Day 15 Wed 30 May Kilmore Quay to Arklow.

Vega
Irving & Cate Benjamin
Wed 30 May 2012 15:15

We woke this morning to fog dense enough to obscure the harbour wall, making our departure for Arklow unlikely.  We compared notes with a neighbouring yacht aiming to go the same way, and with advice from the HM. The problem would not be seeing our way past the shoal waters and through St Patrick's Bridge again, but the likelihood of getting caught up in the ropes of lobster pots, of which we were told there are about 3000 in these waters.  As it looked like a non-sailing day, we made enquiries about the bus times to Wexford, where we could do an afternoon's shopping and sight-seeing.  We had a cooked breakfast aboard, purchased from the village shop.  A walk up both ends of the small village showed pub/hotels either closed or in a state of renovation ready for the influx of visitors we believe arrive in the summer.  We visited the enormous and well-stocked chandler, and bought a new Admiralty Chart for East Ireland. Then, just as we were getting prepared for our bus trip, the fog magically lifted, leaving bright sun on a sparkling sea!  So we quickly readied the boat and headed out, through the Bridge and set a course to round Carnore Point and northwards for Arklow. On the last passage this way in 2007, we had taken the inland route, between rather complicated sand banks, but I wasn't in the mood for difficult navigation so made a new set of waypoints to go outside the shoals, inside the huge Tuskar Rock, and (with more dolphins at 1415!) and on up the coast.  Close to 1500, we were motoring at 7k, but the wind was now 10k+ on our port quarter, so I decided to try the Genoa, and soon we had the glorious sound of our wake and no engine, and were still cruising along at 7k under full Genoa alone.  This lasted for almost two hours, but when the wind strengthened and moved further aft, I decided it was time for the Iron Main again, and we motored on through a rather uncomfortable swell, to reach the approach to Arklow at about 1930.  Cate steered us through the Arklow Sailing Club's Wednesday evening race and into the entrance.  I remembered Arklow well from last time, and had also re-read my account of it.  There is a tiny marina with hardly any room to manoeuvre, but mercifully also a pontoon alongside on the Avoca River where visitors may berth, and that's what we did. 
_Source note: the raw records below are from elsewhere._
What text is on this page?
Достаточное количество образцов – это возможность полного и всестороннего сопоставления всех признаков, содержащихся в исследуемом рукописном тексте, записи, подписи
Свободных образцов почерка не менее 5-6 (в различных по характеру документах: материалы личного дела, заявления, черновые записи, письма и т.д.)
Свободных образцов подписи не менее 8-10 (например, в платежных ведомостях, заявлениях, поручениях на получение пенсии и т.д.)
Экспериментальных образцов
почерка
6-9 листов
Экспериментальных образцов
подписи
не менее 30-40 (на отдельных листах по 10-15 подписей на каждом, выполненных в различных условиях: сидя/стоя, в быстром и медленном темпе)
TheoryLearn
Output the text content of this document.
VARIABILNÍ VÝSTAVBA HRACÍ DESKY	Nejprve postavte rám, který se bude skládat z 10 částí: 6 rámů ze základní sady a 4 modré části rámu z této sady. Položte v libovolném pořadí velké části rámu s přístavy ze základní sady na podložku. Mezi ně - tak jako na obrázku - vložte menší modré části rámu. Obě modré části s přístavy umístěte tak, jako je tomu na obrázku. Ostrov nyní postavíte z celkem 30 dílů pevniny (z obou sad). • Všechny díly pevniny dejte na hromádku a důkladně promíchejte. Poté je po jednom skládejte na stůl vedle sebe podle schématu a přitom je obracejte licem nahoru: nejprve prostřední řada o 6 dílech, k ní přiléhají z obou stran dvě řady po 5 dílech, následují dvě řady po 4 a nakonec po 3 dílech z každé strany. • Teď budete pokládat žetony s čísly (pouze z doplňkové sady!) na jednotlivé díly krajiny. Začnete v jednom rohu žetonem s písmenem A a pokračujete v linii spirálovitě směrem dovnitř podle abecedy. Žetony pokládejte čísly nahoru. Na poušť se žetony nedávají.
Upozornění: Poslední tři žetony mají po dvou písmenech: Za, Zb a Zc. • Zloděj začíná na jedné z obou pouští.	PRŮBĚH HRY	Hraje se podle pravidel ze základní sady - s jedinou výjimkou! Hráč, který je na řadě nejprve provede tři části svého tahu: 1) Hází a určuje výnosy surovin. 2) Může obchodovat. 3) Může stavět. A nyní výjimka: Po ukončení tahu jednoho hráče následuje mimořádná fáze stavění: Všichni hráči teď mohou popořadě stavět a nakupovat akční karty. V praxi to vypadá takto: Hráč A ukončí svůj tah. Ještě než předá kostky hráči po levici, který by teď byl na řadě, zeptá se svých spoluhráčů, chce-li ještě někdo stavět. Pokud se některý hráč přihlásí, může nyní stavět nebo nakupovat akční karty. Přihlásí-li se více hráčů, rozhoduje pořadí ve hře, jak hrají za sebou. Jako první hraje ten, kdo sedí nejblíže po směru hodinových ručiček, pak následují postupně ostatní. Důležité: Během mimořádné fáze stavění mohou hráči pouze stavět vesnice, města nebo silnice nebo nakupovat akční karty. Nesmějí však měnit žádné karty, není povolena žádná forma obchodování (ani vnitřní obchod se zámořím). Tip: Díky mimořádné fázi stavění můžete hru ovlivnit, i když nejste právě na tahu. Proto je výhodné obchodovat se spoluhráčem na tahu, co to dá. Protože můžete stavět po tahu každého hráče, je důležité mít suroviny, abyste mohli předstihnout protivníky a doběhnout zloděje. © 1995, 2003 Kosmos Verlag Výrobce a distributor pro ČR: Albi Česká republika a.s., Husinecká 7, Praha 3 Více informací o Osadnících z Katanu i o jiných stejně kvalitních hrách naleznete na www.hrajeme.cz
We decided to be lazy and find a chinese takeaway, and as we walked past the returned racing crew they said the Sailing Club might be open, and indeed it was, a lovely little club house, still smelling of fresh paint and furniture, having been just re-built and opened one week earlier.  We had a chat and a beer (my first Guinness in Ireland for the trip!) and took the members' advice to try the New Asian Harvest for our meal, and we crossed the bridge to there and had an excellent chinese meal in comfort, rather than a takeaway.  We stopped again at the ASC and had another G and some more amusing conversation with the members, before retiring at 2300.  I must comment that my account of what a dismal hole Arklow was in 2007 bears no resemblance to what we met this time: there is now a riverside residential gated estate, a large shopping mall with cinema and supermarket, and maritime museum.  What a contrast to Milford Haven, and I wonder if Wexford has been the beneficiary of EU development monies?